Labor’s tentacles seek to spread far and wide into industries previously imagined to be invulnerable. That’s especially the case as unions hope to recover from waning membership with a mere 6.1% of private-sector employees currently paying union dues.
A few key developments made prominent headlines, particularly in the retail industry:
- Cannabis worker organizing campaigns chalked up 60 union victories in 2021, nearly double the figures of both 2020 and 2019. In fact, cannabis legalization is the overriding reason why retail unionization is on the rise. Naturally, the Teamsters and the United Food and Commercial Workers Union both want to get a leg up on this trend as states increasingly greenlight marijuana use.
- REI (paywall) employees in SoHo, Manhattan voted to join the Retail, Wholesale and Department Store Union as the company’s first unionized location in the U.S.
- Outside of retail, banks and credit unions appear to be a major target for unions to drum up more membership numbers.
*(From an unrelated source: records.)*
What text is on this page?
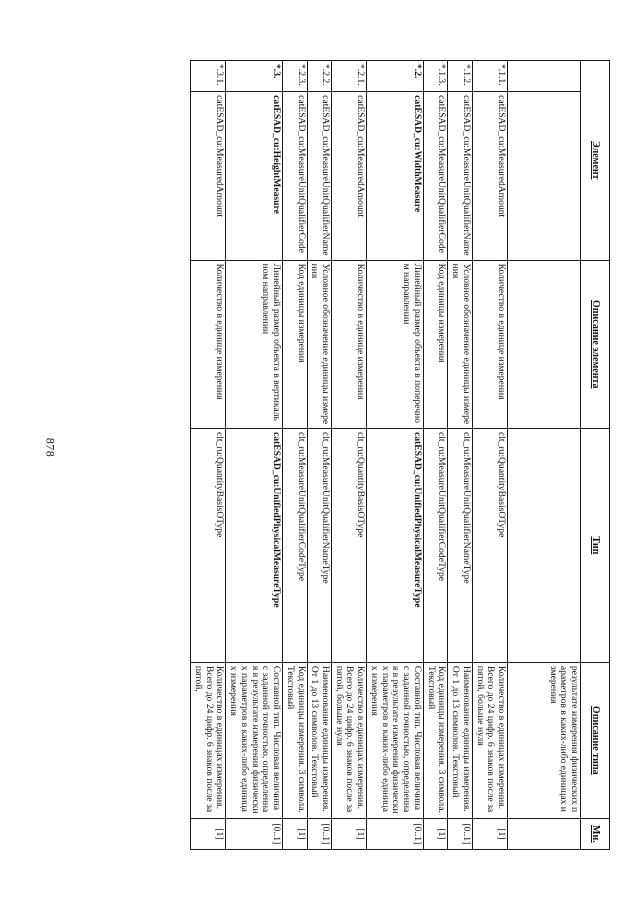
878
Элемент		Описание элемента	Тип	Описание типа	Мн.
				результате измерения физических параметров в каких-либо единицах измерения	
*.1.1.	catESAD_cu:MeasuredAmount	Количество в единице измерения	clt_ru:QuantityBasisOType	Количество в единицах измерения. Всего до 24 цифр. 6 знаков после запятой, больше нуля	[1]
*.1.2.	catESAD_cu:MeasureUnitQualifierName	Условное обозначение единицы измерения	clt_ru:MeasureUnitQualifierNameType	Наименование единицы измерения. От 1 до 13 символов. Текстовый	[0..1]
*.1.3.	catESAD_cu:MeasureUnitQualifierCode	Код единицы измерения	clt_ru:MeasureUnitQualifierCodeType	Код единицы измерения. 3 символа. Текстовый	[1]
*.2.	catESAD_cu:WidthMeasure	Линейный размер объекта в поперечном направлении	catESAD_cu:UnifiedPhysicalMeasureType	Составной тип. Числовая величина с заданной точностью, определенная в результате измерения физических параметров в каких-либо единицах измерения	[0..1]
*.2.1.	catESAD_cu:MeasuredAmount	Количество в единице измерения	clt_ru:QuantityBasisOType	Количество в единицах измерения. Всего до 24 цифр. 6 знаков после запятой, больше нуля	[1]
*.2.2.	catESAD_cu:MeasureUnitQualifierName	Условное обозначение единицы измерения	clt_ru:MeasureUnitQualifierNameType	Наименование единицы измерения. От 1 до 13 символов. Текстовый	[0..1]
*.2.3.	catESAD_cu:MeasureUnitQualifierCode	Код единицы измерения	clt_ru:MeasureUnitQualifierCodeType	Код единицы измерения. 3 символа. Текстовый	[1]
*.3.	catESAD_cu:HeightMeasure	Линейный размер объекта в вертикальном направлении	catESAD_cu:UnifiedPhysicalMeasureType	Составной тип. Числовая величина с заданной точностью, определенная в результате измерения физических параметров в каких-либо единицах измерения	[0..1]
*.3.1.	catESAD_cu:MeasuredAmount	Количество в единице измерения	clt_ru:QuantityBasisOType	Количество в единицах измерения. Всего до 24 цифр. 6 знаков после запятой,	[1]
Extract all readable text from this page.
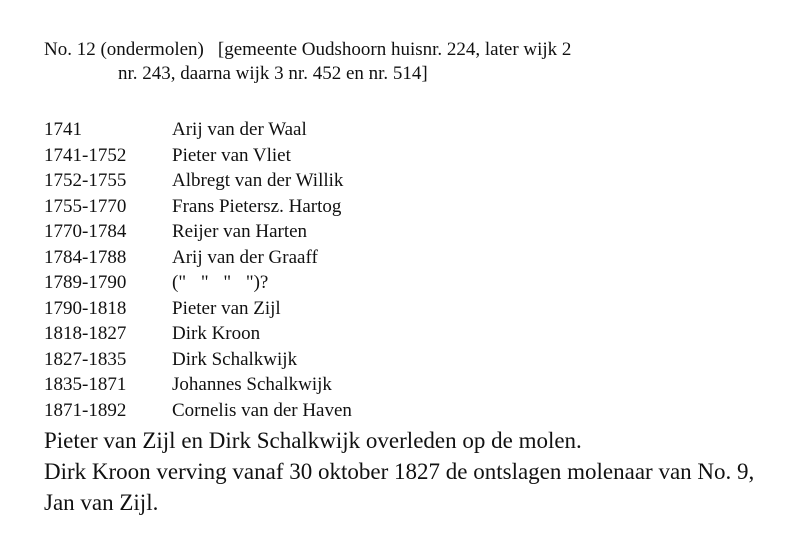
No. 12 (ondermolen) [gemeente Oudshoorn huisnr. 224, later wijk 2
nr. 243, daarna wijk 3 nr. 452 en nr. 514]
1741	Arij van der Waal
1741-1752	Pieter van Vliet
1752-1755	Albregt van der Willik
1755-1770	Frans Pietersz. Hartog
1770-1784	Reijer van Harten
1784-1788	Arij van der Graaff
1789-1790	(" " " ")?
1790-1818	Pieter van Zijl
1818-1827	Dirk Kroon
1827-1835	Dirk Schalkwijk
1835-1871	Johannes Schalkwijk
1871-1892	Cornelis van der Haven

Pieter van Zijl en Dirk Schalkwijk overleden op de molen.

Dirk Kroon verving vanaf 30 oktober 1827 de ontslagen molenaar van No. 9, Jan van Zijl.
The goal of capturing parts of the financial industry could be an employer vulnerability, other than (per the NLRA) when it comes to supervisors and managers. The Communications Workers of America (CWA) counted recent successes including New York’s Genesee Co-op joining the union in January 2022. This follows multiple banks on the West Coast who saw successful CWA drives in 2020.
- Unions (with support from VP Kamala Harris) will aim for future organization of companies in North Carolina, despite its Right to Work status (employers can’t make union membership or dues mandatory to hold a job). Worth watching.
- On a brighter note, the Teamsters did get the boot from sanitation workers in New Jersey and New York, who “overwhelmingly” voted to decertify the union.